We expect and accept a high false-negative rate. Our commenting system is optimised for zero false-positives at the cost of many false-negatives. This is a deliberate choice. So yes, I would expect to see a significant dropout of commenters who are clearly qualified.

The sort of people that we want to comment are likely to come back for another try anyway, and the long-term effect of this process seems to be doing what it was supposed to.

No, but you need to be aware when you are defending your employer that you are obviously a biased participant in the conversation, and people will generally look at you as such. (Not disclosing where you work isn't a good idea either, it's blatantly obvious and easy to identify biased discussion members.)

And you therefore need to focus on things you can clearly demonstrate and/or prove. Which is good advice for all discussion, really, but especially when people are going to be evaluating your commentary with more skepticism.

If you know someone is wrong due to confidential data, there's a couple ways of tackling that. Saying you know they're wrong because of info they can't see is generally not a productive way to correct someone, because nobody can really be sure you're being honest, or see what you mean. You will change no opinions with that approach. However, you may be able to use public data to at least demonstrate that someone is probably wrong.

Quality of candidates and success of hiring practices tends to be pretty subjective, mind you, and it's going to be hard to provide hard evidence of it. Long term success of a company would probably be the best metric. (Of course, which Google has in spades.) Though the counter to that would be many of their more recent stumbles that show that trend may be coming to an end.

As an additional question, apart from the rest of my comment: You've said you're an SRE. Do you have a hand in hiring at Google, perhaps for a team under your management?

    > Of course, which Google has in spades.
Or do they? The vast majority of their income still is from the search business alone.

http://www.investopedia.com/articles/investing/020515/busine...

> over 77% – or just over $52 billion – came from Google’s own websites.

That includes gmail, youtube, etc, not just search.

A further breakdown would be interesting though, AFAIK the still pay mozilla a bucket load to use google as the default search, so I'd say search alone was a significant portion of this.

That is ad revenue.
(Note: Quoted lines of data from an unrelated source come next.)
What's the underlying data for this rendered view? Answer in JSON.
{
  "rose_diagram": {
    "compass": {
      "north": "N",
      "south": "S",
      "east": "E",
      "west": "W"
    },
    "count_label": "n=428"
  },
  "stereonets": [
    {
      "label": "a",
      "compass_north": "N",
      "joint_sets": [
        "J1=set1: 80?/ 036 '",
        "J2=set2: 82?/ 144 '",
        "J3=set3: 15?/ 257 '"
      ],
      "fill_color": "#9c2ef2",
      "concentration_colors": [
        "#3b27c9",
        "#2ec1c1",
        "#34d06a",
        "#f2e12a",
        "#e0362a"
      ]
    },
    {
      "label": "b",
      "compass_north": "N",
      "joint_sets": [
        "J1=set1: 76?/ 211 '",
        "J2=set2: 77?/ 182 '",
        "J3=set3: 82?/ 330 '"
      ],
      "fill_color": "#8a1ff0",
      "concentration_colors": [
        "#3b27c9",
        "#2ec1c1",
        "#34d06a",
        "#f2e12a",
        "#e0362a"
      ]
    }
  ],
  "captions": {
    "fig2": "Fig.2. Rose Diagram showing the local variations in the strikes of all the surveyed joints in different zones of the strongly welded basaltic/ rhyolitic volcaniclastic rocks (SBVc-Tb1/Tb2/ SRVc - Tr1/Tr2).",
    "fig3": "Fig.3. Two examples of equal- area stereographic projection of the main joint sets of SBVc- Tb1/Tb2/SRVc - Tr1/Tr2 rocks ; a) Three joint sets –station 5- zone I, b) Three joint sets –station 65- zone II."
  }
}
You also need to add top the AdSense revenue in the next paragraph, the first one is just AdWords and search advertising.

The Mozilla deal ended some time ago. That is how we got here: http://arstechnica.com/business/2016/07/recode-mozilla-could...

> Revenue from AdSense advertising made up 23 percent – or $15 billion – of Google’s total 2015 ad revenue.

So 23% + some portion of 77%. Still not the vast majority.

Not "some portion". As I told you, that first part is all ad revenue.

From the article:

- 75 billion revenue total

- 52 billion "AdWords and Search Advertising"

- 15 billion AdSense

So yes - the vast majority came from the ad business:

15+52=67 billion (90%) from the ad business, that leaves just 8 billion from all other businesses.

"came from Google’s own websites" - that was traffic, it still was ad revenue! With that ad revenue they created free content websites like Youtube. But what pays for Youtube are Google's ads. It is ad revenue. Creating a huge free video site over the years when you have billions to subsidize it is not a sign of superior business intelligence in my opinion.

Downvoting is a form of feedback. If you are participating, then hopefully you are open to the idea that people could give you negative feedback. You can still participate, but if you keep participating in the same way, then I'm guessing you'll continue to get downvoted.